Lo slogan fair trade not aid, con cui è partito trent'anni fa il movimento per un commercio equo, si è dimostrato vincente. Quello che poteva apparire come un gesto di buona volontà, o di testimonianza, si è trasformato in una organizzazione moderna dotata di grande flessibilità e capacità d'innovazione. Certo, rispetto ai numeri del commercio internazionale, i circa mille miliardi di fatturato del commercio equo, su scala mondiale, possono apparire come una goccia nell'oceano. Ma, il fatto che nell'era della globalizzazione si sia aperta una finestra per offrire un'alternativa praticabile al predominio del capitale internazionale, dimostra quali grandi potenzialità si aprono oggi, nel villaggio globale, per tutte le organizzazioni sociali che puntano sul primato della dignità umana, della crescita sociale e culturale.

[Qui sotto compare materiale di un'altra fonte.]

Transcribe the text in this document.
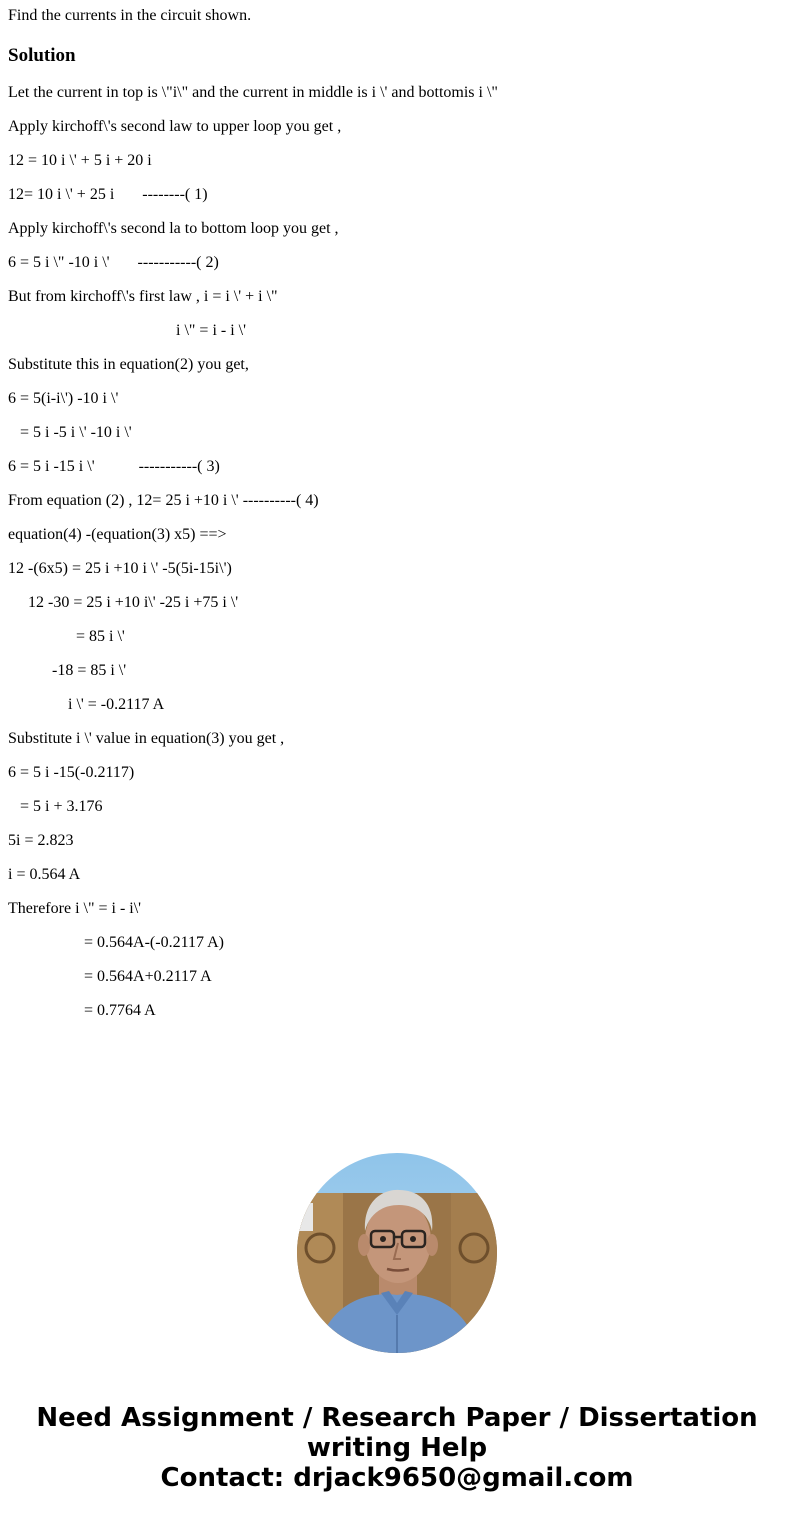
Find the currents in the circuit shown.

Solution

Let the current in top is \"i\" and the current in middle is i \' and bottomis i \"

Apply kirchoff\'s second law to upper loop you get ,

12 = 10 i \' + 5 i + 20 i

12= 10 i \' + 25 i       --------( 1)

Apply kirchoff\'s second la to bottom loop you get ,

6 = 5 i \" -10 i \'       -----------( 2)

But from kirchoff\'s first law , i = i \' + i \"

i \" = i - i \'

Substitute this in equation(2) you get,

6 = 5(i-i\') -10 i \'

= 5 i -5 i \' -10 i \'

6 = 5 i -15 i \'           -----------( 3)

From equation (2) , 12= 25 i +10 i \' ----------( 4)

equation(4) -(equation(3) x5) ==>

12 -(6x5) = 25 i +10 i \' -5(5i-15i\')

12 -30 = 25 i +10 i\' -25 i +75 i \'

= 85 i \'

-18 = 85 i \'

i \' = -0.2117 A

Substitute i \' value in equation(3) you get ,

6 = 5 i -15(-0.2117)

= 5 i + 3.176

5i = 2.823

i = 0.564 A

Therefore i \" = i - i\'

= 0.564A-(-0.2117 A)

= 0.564A+0.2117 A

= 0.7764 A

Need Assignment / Research Paper / Dissertation
writing Help
Contact: drjack9650@gmail.com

Vale a dire: esiste un altro esito possibile della globalizzazione, che utilizzando a fini sociali le nuove tecnologie della comunicazione, può dare alla società umana una chance di rivincita sulle cosidette leggi della economia capitalistica.

Questo testo nasce sia dalla curiosità di capire le dinamiche di questo straordinario fenomeno sociale che in Italia è conosciuto come «commercio equo e solidale», sia dal desiderio di indagare sulle potenzialità del fair trade e di tutti quei movimenti (come la finanza etica, la cooperazione popolare ecc.) che sulla base di una forte spinta etica stanno producendo fatti economici sempre più rilevanti.